While on the sea voyage, Crayon contemplates and meditates about the similarities of life with a ship in the ocean when it is loosened from the secure anchorage and exposed to uncertainty and a tempest. Moreover, the time in the sea serves him as an opportunity to daydream and to expand his imagination about wild creatures and phantasms of the depth.
It so happened that on a threatening evening when a storm was about to break, the crew engaged in story tales about shipwrecks and disasters. Each of them told their story, but the one that resonated the most for Crayon was the one told by the captain, in which he was sailing in the fog of Newfoundland when they smacked another ship and there was no survivor.
As the idiom says after a storm comes calm. Being on a voyage is a clear metaphor for that because there are days when the ship sails steadily and other times when it must navigate through a storm, so we can also relate this metaphor to our daily struggles.

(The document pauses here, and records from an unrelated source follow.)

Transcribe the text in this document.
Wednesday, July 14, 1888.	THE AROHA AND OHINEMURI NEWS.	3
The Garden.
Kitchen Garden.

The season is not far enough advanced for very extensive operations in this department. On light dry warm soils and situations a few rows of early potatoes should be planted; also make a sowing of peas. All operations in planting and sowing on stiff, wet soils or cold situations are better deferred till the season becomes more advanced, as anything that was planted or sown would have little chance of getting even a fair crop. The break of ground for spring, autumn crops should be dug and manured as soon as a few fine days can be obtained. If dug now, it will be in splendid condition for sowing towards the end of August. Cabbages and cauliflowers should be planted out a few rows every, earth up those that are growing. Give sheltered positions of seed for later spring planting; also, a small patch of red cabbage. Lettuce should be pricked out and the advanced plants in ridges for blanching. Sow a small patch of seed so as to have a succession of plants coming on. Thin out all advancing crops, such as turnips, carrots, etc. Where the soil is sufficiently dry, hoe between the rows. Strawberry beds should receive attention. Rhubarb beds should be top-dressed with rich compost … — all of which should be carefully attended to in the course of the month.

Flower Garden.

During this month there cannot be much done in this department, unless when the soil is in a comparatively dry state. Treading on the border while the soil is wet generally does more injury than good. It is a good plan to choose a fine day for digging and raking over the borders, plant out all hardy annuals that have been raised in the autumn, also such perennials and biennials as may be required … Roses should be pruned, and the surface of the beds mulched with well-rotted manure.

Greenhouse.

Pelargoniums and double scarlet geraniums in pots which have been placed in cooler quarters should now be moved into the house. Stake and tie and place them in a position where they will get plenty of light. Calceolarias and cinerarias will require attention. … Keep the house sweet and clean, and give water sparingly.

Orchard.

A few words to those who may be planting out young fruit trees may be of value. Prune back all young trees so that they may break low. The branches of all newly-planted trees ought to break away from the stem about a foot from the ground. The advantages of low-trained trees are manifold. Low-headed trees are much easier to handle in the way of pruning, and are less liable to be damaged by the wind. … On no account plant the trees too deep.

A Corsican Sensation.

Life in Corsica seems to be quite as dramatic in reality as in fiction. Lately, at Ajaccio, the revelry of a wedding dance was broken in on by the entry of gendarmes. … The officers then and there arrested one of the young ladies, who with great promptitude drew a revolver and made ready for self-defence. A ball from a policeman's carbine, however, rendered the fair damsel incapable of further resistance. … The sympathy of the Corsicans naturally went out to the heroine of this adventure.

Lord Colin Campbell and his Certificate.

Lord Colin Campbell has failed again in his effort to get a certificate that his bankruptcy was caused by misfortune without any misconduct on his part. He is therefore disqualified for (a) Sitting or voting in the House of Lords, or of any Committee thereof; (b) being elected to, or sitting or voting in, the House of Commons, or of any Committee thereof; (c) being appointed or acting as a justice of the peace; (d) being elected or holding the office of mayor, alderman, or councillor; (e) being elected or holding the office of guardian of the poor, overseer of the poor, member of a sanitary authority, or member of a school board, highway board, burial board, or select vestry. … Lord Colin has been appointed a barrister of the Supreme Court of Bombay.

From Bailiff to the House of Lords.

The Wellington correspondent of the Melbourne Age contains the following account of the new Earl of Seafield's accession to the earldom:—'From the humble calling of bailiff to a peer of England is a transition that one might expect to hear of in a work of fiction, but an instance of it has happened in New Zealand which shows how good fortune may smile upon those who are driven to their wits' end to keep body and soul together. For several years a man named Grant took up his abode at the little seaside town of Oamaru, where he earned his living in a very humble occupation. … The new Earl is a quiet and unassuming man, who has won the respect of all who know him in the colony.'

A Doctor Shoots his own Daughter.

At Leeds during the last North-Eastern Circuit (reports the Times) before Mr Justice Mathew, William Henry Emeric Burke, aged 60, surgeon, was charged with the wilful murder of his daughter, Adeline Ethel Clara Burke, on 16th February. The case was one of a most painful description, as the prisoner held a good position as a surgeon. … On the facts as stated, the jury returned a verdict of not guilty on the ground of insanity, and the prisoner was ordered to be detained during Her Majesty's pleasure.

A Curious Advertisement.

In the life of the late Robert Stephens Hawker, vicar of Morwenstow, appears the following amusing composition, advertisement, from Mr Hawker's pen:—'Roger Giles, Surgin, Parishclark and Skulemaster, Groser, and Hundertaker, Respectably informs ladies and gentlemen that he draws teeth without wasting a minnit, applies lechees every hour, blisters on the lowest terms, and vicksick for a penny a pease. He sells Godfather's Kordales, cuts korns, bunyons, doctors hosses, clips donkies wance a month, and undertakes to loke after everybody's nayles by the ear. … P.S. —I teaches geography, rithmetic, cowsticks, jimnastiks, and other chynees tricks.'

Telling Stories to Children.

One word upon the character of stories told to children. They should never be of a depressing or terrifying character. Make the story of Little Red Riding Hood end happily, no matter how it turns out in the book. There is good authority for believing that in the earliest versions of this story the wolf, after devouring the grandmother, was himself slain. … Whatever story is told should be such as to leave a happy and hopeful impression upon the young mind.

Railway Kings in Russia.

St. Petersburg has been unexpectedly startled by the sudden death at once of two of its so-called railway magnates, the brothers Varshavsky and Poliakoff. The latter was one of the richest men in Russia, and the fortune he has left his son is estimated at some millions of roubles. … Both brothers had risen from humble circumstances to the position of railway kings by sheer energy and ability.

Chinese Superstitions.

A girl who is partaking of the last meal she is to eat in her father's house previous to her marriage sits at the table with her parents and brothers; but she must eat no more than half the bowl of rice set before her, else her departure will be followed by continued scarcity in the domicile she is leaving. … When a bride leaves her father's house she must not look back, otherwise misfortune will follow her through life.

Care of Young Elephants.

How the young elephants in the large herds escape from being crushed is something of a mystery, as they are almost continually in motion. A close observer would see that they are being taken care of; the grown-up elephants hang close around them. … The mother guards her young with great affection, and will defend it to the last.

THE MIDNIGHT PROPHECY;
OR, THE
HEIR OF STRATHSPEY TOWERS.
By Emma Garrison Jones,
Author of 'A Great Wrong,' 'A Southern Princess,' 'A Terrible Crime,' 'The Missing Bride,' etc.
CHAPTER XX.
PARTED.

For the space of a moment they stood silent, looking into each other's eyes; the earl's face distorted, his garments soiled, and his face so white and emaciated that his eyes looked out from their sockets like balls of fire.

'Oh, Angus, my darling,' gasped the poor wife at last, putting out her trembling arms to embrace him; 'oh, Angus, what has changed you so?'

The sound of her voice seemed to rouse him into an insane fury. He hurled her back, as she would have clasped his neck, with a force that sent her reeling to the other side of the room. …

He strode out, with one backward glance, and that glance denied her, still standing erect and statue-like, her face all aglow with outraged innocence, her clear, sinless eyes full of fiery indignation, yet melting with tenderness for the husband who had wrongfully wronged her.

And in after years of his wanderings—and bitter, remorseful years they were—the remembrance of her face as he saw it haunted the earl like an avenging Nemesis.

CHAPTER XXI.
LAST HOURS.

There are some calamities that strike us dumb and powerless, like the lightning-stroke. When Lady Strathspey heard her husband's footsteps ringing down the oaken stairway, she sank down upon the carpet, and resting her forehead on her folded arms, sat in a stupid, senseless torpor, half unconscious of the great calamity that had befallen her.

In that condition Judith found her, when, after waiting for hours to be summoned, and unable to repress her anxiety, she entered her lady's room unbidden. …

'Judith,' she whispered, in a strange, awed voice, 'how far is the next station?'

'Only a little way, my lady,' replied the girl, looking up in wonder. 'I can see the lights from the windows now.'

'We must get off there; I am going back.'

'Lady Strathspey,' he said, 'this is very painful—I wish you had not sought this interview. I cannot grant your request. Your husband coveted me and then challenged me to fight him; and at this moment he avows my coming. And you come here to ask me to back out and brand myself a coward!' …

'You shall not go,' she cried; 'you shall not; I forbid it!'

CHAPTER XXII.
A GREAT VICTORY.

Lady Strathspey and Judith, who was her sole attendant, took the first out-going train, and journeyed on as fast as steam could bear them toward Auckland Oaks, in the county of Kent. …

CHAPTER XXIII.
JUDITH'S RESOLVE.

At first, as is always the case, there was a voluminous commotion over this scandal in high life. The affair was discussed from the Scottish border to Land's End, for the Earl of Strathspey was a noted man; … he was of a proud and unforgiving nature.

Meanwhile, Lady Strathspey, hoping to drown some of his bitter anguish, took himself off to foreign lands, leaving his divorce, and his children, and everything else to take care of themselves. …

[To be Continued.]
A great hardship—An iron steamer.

After sailing across the vast sea and living meaningful moments, it is time to arrive in a new world full of opportunities for some and expectant friends and family for others. Such is the case of an ill man who has been on board and whom a lady is waiting for.

For each that was on board, acquaintances, friends, and business waited for them, but for Crayon there was no friend or cheering to receive just the solitary welcoming of a strange land.

The captain’s story takes place in Newfoundland.